A Canadian religious organization that has publicly referred to homosexuality as a perversion has received more than $2-million from the Canadian International Development Agency since 1999, including funds for a project focused on HIV/AIDS education in Africa.
Crossroads Christian Communications Inc., a large Christian organization based in Burlington, Ont., was thrown into controversy on Sunday when the Canadian Press reported that it referred to homosexuality as a sin on its website, grouping it with bestiality and pedophilia. The page was removed after Crossroads was asked for comment.
The organization is currently receiving nearly $545,000 from CIDA to build a water filtration system in Uganda, a country that has considered anti-gay legislation that could include the death penalty.
Ottawa has voiced strong opposition to the bill, and Foreign Affairs Minister John Baird publicly admonished the Ugandan government over its content last fall.
International Co-operation Minister Julian Fantino indicated on Sunday that he would ask CIDA officials to review the current contract before any further payments are made. But cutting the funding seems unlikely because Mr. Fantino’s office has suggested that a group’s religious convictions should not jeopardize its development work. “We fund projects, not organizations, based on merit,” Mr. Fantino told The Globe and Mail in a statement on Monday. “Projects are delivered without religious content.”
Funding records show that Crossroads has received a total of $2.7-million in government funds since 1999 for projects that include two HIV/AIDS-related programs in Zambia and a rehabilitation project for girls living on the streets in Kenya.

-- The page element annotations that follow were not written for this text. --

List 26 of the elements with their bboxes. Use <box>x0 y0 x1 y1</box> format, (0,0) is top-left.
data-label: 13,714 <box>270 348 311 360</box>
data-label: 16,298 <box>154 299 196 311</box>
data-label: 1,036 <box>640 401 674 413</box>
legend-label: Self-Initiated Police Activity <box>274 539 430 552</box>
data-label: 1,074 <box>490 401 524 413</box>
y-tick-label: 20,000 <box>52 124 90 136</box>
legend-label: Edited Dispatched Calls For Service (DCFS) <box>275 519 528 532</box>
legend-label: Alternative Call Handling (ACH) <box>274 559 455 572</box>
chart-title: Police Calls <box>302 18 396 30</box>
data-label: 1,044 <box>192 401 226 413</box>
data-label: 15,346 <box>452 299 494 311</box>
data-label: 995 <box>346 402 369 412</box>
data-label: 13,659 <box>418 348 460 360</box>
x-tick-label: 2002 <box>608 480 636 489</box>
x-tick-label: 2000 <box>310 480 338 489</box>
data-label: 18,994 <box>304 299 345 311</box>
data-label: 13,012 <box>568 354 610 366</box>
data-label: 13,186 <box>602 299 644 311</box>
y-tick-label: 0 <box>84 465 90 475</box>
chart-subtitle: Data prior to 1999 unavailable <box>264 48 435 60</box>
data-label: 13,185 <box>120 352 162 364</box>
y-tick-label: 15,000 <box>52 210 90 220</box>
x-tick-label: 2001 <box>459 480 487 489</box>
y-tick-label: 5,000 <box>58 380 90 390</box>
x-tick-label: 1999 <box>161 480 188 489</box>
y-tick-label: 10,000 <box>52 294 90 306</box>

Between 1999 and 2011, Crossroads was awarded nearly $674,000 for its Lazarus Project, a vocational school in Zambia that also focused on HIV/AIDS education and, according to the website, “counselling and psycho-social support.”

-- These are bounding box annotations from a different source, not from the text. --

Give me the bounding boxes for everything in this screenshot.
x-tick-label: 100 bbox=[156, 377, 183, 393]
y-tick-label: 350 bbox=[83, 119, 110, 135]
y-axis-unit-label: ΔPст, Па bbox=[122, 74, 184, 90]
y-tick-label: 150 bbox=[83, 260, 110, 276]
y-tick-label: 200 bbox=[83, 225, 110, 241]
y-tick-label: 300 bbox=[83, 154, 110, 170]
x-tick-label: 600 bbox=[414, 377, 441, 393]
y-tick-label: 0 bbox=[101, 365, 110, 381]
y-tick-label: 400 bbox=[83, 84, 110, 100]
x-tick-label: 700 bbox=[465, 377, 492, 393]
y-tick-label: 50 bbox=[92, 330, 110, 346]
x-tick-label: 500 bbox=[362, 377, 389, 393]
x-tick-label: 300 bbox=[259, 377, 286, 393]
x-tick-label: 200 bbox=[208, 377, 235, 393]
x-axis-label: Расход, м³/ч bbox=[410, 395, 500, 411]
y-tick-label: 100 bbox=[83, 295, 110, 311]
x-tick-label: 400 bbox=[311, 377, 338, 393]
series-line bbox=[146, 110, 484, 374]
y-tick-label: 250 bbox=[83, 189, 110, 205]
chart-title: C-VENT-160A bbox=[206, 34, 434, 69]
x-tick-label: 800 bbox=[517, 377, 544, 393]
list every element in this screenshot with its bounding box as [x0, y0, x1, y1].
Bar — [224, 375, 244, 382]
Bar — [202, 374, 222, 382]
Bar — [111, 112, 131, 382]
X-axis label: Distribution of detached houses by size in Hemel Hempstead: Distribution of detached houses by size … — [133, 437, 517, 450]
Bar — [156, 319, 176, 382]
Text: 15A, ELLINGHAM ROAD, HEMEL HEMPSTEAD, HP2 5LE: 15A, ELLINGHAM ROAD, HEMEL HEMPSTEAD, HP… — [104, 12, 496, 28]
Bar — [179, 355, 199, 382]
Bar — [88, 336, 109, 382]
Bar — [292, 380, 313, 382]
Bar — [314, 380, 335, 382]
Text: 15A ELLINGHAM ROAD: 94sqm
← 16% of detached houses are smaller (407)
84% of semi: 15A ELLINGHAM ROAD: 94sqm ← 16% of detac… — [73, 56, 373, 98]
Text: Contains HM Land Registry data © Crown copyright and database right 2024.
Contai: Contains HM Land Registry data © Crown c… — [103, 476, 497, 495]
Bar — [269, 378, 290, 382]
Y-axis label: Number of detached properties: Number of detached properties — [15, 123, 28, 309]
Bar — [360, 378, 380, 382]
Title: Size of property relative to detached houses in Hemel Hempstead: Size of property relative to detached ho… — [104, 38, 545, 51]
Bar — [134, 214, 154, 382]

Another project, valued at nearly $415,000, ran from 2007 to 2011 and involved organizing a mobile clinic and education workshop for HIV/AIDS testing and mitigation in Zambia.
In a statement released late Monday, Crossroads said it is “not anti-gay” and provides aid “based solely on human need and does not discriminate, nor does Crossroads attempt to influence or lobby foreign governments or policies.”

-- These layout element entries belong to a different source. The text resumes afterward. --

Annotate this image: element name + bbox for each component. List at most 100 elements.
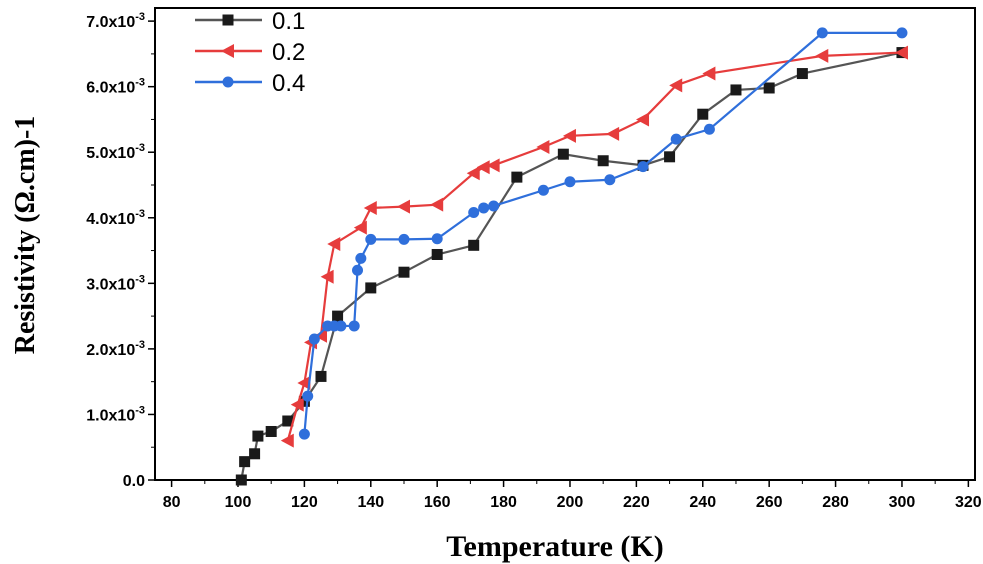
data-point [597,155,609,167]
data-point [320,269,334,284]
y-tick-label: 6.0x10-3 [86,77,145,97]
data-point [763,82,775,94]
series-line [286,51,903,441]
x-tick-label: 280 [822,494,849,511]
data-point [315,370,327,382]
x-tick-label: 160 [424,494,451,511]
y-axis-title: Resistivity (Ω.cm)-1 [10,116,41,355]
x-tick-label: 120 [291,494,318,511]
data-point [313,328,327,343]
data-point [332,310,344,322]
x-tick-label: 140 [357,494,384,511]
data-point [606,126,620,141]
data-point [468,239,480,251]
x-tick-label: 260 [756,494,783,511]
data-point [815,48,829,63]
data-point [398,266,410,278]
x-tick-label: 240 [689,494,716,511]
data-point [249,448,261,460]
series-line [240,51,903,481]
axis-ticks: 80 100 120 140 160 180 200 220 240 260 280 300 320 0.… [86,11,982,511]
data-point [298,428,310,440]
data-point [348,320,360,332]
data-point [476,160,490,175]
data-point [265,425,277,437]
data-point [298,395,310,407]
legend-marker [221,44,234,58]
data-point [604,174,616,186]
data-point [431,233,443,245]
data-point [282,415,294,427]
data-point [290,397,304,412]
y-tick-label: 3.0x10-3 [86,273,145,293]
data-point [703,123,715,135]
data-point [564,176,576,188]
series-0-4 [298,27,908,440]
data-point [352,264,364,276]
data-point [730,84,742,96]
data-point [280,433,294,448]
data-point [896,27,908,39]
data-point [511,171,523,183]
x-tick-label: 320 [955,494,982,511]
data-point [466,166,480,181]
data-point [431,248,443,260]
x-tick-label: 180 [490,494,517,511]
data-point [664,151,676,163]
y-tick-label: 4.0x10-3 [86,208,145,228]
x-tick-label: 200 [557,494,584,511]
x-tick-label: 220 [623,494,650,511]
data-point [297,375,311,390]
x-tick-label: 80 [163,494,181,511]
legend-marker [222,76,234,88]
y-axis-title-main: Resistivity (Ω.cm) [10,139,41,354]
data-point [669,78,683,93]
y-tick-label: 0.0 [123,473,145,490]
data-point [894,45,908,60]
y-axis-title-suffix: -1 [10,116,41,139]
data-point [697,108,709,120]
data-point [396,199,410,214]
data-point [468,207,480,219]
y-tick-label: 1.0x10-3 [86,404,145,424]
plot-frame [154,7,976,481]
data-point [536,139,550,154]
data-point [252,430,264,442]
data-point [636,112,650,127]
data-point [816,27,828,39]
x-tick-label: 100 [225,494,252,511]
data-point [398,233,410,245]
legend: 0.1 0.2 0.4 [195,8,305,97]
data-point [335,320,347,332]
data-point [302,390,314,402]
series-0-2 [280,45,908,448]
data-point [430,197,444,212]
data-point [557,148,569,160]
x-axis-title: Temperature (K) [446,530,663,563]
legend-label: 0.4 [272,70,305,97]
data-point [365,282,377,294]
legend-label: 0.2 [272,39,305,66]
data-point [637,161,649,173]
data-point [796,68,808,80]
y-tick-label: 7.0x10-3 [86,11,145,31]
legend-marker [222,14,234,26]
data-point [239,456,251,468]
data-point [365,233,377,245]
y-tick-label: 5.0x10-3 [86,142,145,162]
data-point [363,200,377,215]
data-point [355,252,367,264]
series-line [303,31,902,435]
series-layer [235,27,908,486]
data-point [235,474,247,486]
data-point [486,158,500,173]
data-point [327,237,341,251]
data-point [488,200,500,212]
data-point [562,128,576,143]
data-point [537,184,549,196]
data-point [478,202,490,214]
x-tick-label: 300 [889,494,916,511]
data-point [702,66,716,81]
series-0-1 [235,47,908,486]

Crossroads also said it “supports the Canadian government’s position that strongly opposes the criminalization of homosexuality and violence on the basis of sexual orientation” and welcomes the CIDA review.
Sandra Chu, a senior policy analyst at the Canadian HIV/AIDS Legal Network, said she is not familiar with Crossroads, but is concerned that HIV/AIDS funding might have been granted to an organization that has voiced anti-gay sentiments. “When you have a group that has homophobic statements, you’re going to deter people from accessing health care, you’re going to deter them from accessing harm reduction services, from seeking HIV testing, treatment,” Ms. Chu said. “All those things that we know are good for public health and for individual health.”
Asked about the HIV/AIDS projects, a spokeswoman for Mr. Fantino pointed out that CIDA contracts include a clause that requires organizations not to discriminate for religious or any other reasons when they are providing international development assistance.
When the Uganda contract was announced in February, 2011, Bev Oda, then the international co-operation minister, and Burlington MP Mike Wallace, who represents the riding in which Crossroads operates, lauded the project in the joint statement.
“This initiative will allow girls the chance to attend school, and women the chance to provide additional income and care for their families,” Mr. Wallace said in the statement.
The page on Crossroads’ website that drew attention includes homosexuality and transvestism with pedophilia and bestiality. It calls same-sex attraction a sexual sin and a perversion. It goes on to say that “if you still experience temptations, you need the help of a spirit-filled minister, counsellor, one of our Crossroads prayer partners.”
The organization’s 2011 Canada Revenue Agency filing shows Crossroads took in more than $23-million in tax-free revenue that year.
This isn’t the first time Crossroads has faced accusations of anti-gay sentiment. Its TV station has played host to many controversial figures, including now-Sun News Network host Michael Coren and televangelist Charles McVety, who was dumped from the network after the Broadcast Standards Council found his comments regarding homosexuality to be “excessive, inappropriate, disparaging, and abusive.” The station’s founder, David Mainse, was directly involved in campaigns to oppose same-sex marriage and gay publications.